What is a 360 Degree brand communication? It is an approach to marketing that sees no limits on the number of contact points possible with a target consumer media will be found, and activities created, to maximise involvement with the brand, whenever and wherever they are needed most.
It is critical to establish and identify some expression of brand DNA (what, within a brand, is immutable, cannot be transgressed, and which signals this brand) and this brand only within its competitive set). Without an expression of such core identification factors, ideas cannot be rooted in brand values. Brand consistency would be impossible.
An idea could be defined as an unexpected combination of different thoughts, which puts `something' in a new and involving context. The process of idea-generation and selection is one of combining conscious reasoning ("What shall I do?"), emotional evaluation ("What will this do for me?"), and instinctive decision-making ("What is the ideal stimulus for me right now?").

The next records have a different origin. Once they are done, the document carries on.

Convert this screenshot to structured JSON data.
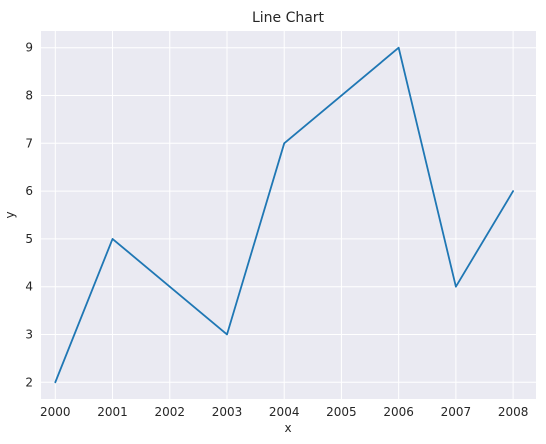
{
  "chart_data": {
    "type": "line",
    "title": "Line Chart",
    "xlabel": "x",
    "ylabel": "y",
    "x": [
      2000,
      2001,
      2003,
      2004,
      2006,
      2007,
      2008
    ],
    "xticks": [
      "2000",
      "2001",
      "2002",
      "2003",
      "2004",
      "2005",
      "2006",
      "2007",
      "2008"
    ],
    "yticks": [
      "2",
      "3",
      "4",
      "5",
      "6",
      "7",
      "8",
      "9"
    ],
    "xlim": [
      1999.75,
      2008.4
    ],
    "ylim": [
      1.65,
      9.35
    ],
    "grid": true,
    "series": [
      {
        "name": "y",
        "values": [
          2,
          5,
          3,
          7,
          9,
          4,
          6
        ],
        "color": "#1f77b4"
      }
    ],
    "background": "#eaeaf2",
    "grid_color": "#ffffff"
  }
}
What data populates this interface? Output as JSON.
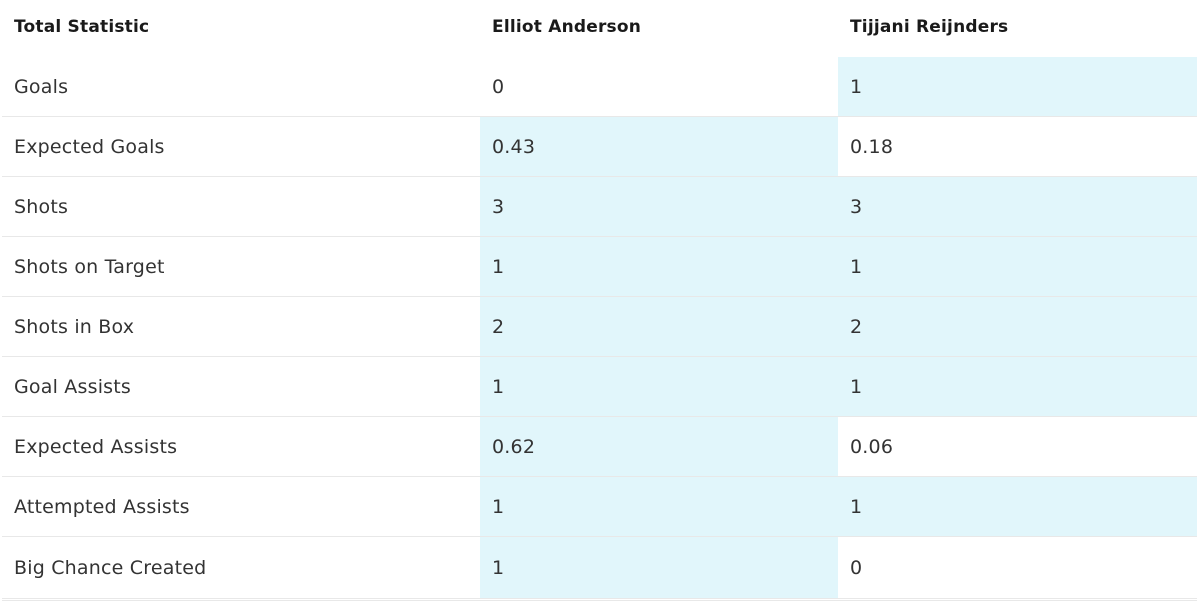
{
  "table": {
    "headers": {
      "label": "Total Statistic",
      "player_a": "Elliot Anderson",
      "player_b": "Tijjani Reijnders"
    },
    "highlight_color": "#e1f6fb",
    "rows": [
      {
        "stat": "Goals",
        "a": "0",
        "b": "1",
        "a_highlight": false,
        "b_highlight": true
      },
      {
        "stat": "Expected Goals",
        "a": "0.43",
        "b": "0.18",
        "a_highlight": true,
        "b_highlight": false
      },
      {
        "stat": "Shots",
        "a": "3",
        "b": "3",
        "a_highlight": true,
        "b_highlight": true
      },
      {
        "stat": "Shots on Target",
        "a": "1",
        "b": "1",
        "a_highlight": true,
        "b_highlight": true
      },
      {
        "stat": "Shots in Box",
        "a": "2",
        "b": "2",
        "a_highlight": true,
        "b_highlight": true
      },
      {
        "stat": "Goal Assists",
        "a": "1",
        "b": "1",
        "a_highlight": true,
        "b_highlight": true
      },
      {
        "stat": "Expected Assists",
        "a": "0.62",
        "b": "0.06",
        "a_highlight": true,
        "b_highlight": false
      },
      {
        "stat": "Attempted Assists",
        "a": "1",
        "b": "1",
        "a_highlight": true,
        "b_highlight": true
      },
      {
        "stat": "Big Chance Created",
        "a": "1",
        "b": "0",
        "a_highlight": true,
        "b_highlight": false
      }
    ]
  }
}
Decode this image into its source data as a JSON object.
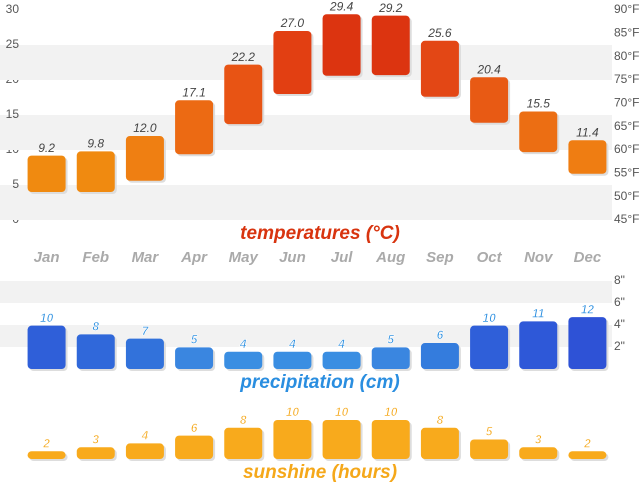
{
  "chart_data": [
    {
      "type": "floating_bar",
      "title": "temperatures (°C)",
      "title_color": "#d8340f",
      "categories": [
        "Jan",
        "Feb",
        "Mar",
        "Apr",
        "May",
        "Jun",
        "Jul",
        "Aug",
        "Sep",
        "Oct",
        "Nov",
        "Dec"
      ],
      "values": [
        9.2,
        9.8,
        12.0,
        17.1,
        22.2,
        27.0,
        29.4,
        29.2,
        25.6,
        20.4,
        15.5,
        11.4
      ],
      "value_labels": [
        "9.2",
        "9.8",
        "12.0",
        "17.1",
        "22.2",
        "27.0",
        "29.4",
        "29.2",
        "25.6",
        "20.4",
        "15.5",
        "11.4"
      ],
      "lows": [
        4.0,
        4.0,
        5.6,
        9.4,
        13.7,
        18.0,
        20.6,
        20.7,
        17.6,
        13.9,
        9.7,
        6.6
      ],
      "colors": [
        "#f08a10",
        "#f08a10",
        "#ef7f12",
        "#ec6a13",
        "#e85414",
        "#e23f12",
        "#dc3410",
        "#dc3410",
        "#e34715",
        "#e85a14",
        "#ec6e13",
        "#ef7d12"
      ],
      "ylim": [
        0,
        30
      ],
      "yticks": [
        0,
        5,
        10,
        15,
        20,
        25,
        30
      ],
      "y2lim": [
        45,
        90
      ],
      "y2ticks": [
        {
          "value": 45,
          "label": "45°F"
        },
        {
          "value": 50,
          "label": "50°F"
        },
        {
          "value": 55,
          "label": "55°F"
        },
        {
          "value": 60,
          "label": "60°F"
        },
        {
          "value": 65,
          "label": "65°F"
        },
        {
          "value": 70,
          "label": "70°F"
        },
        {
          "value": 75,
          "label": "75°F"
        },
        {
          "value": 80,
          "label": "80°F"
        },
        {
          "value": 85,
          "label": "85°F"
        },
        {
          "value": 90,
          "label": "90°F"
        }
      ],
      "grid": true
    },
    {
      "type": "bar",
      "title": "precipitation (cm)",
      "title_color": "#2a8ee0",
      "values": [
        3.94,
        3.15,
        2.76,
        1.97,
        1.57,
        1.57,
        1.57,
        1.97,
        2.36,
        3.94,
        4.33,
        4.72
      ],
      "value_labels": [
        "10",
        "8",
        "7",
        "5",
        "4",
        "4",
        "4",
        "5",
        "6",
        "10",
        "11",
        "12"
      ],
      "colors": [
        "#2f5fd9",
        "#3068da",
        "#3272db",
        "#3a86e0",
        "#3a8ee2",
        "#3a8ee2",
        "#3a8ee2",
        "#3a86e0",
        "#347cdd",
        "#2f5fd9",
        "#2e58d8",
        "#2e52d6"
      ],
      "label_color": "#2a8ee0",
      "ylim": [
        0,
        8
      ],
      "yticks": [
        {
          "value": 2,
          "label": "2\""
        },
        {
          "value": 4,
          "label": "4\""
        },
        {
          "value": 6,
          "label": "6\""
        },
        {
          "value": 8,
          "label": "8\""
        }
      ],
      "grid": true
    },
    {
      "type": "bar",
      "title": "sunshine (hours)",
      "title_color": "#f5a81a",
      "values": [
        2,
        3,
        4,
        6,
        8,
        10,
        10,
        10,
        8,
        5,
        3,
        2
      ],
      "color": "#f8aa1c",
      "label_color": "#f5a81a",
      "ylim": [
        0,
        10
      ]
    }
  ]
}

Great brands (which means profitable brands, with high numbers of emotionally loyal consumers) are almost always 360 Degree brands. That is because makers of great brands know they don't own the brand; the consumer does. But they also know that they, as the manufacturer, are responsible for how that brand lives and breathes in the consumer's life.
Discovery has an end-point and that destination is `insight' the most overused and least understood word in marketing. Many companies have their own `processes' to unearth `insights'. The problem is that, most of the time, insights are things we stumble across, rather than carefully excavate.
Check if your brand touches the consumer; that means touché for the bottomline.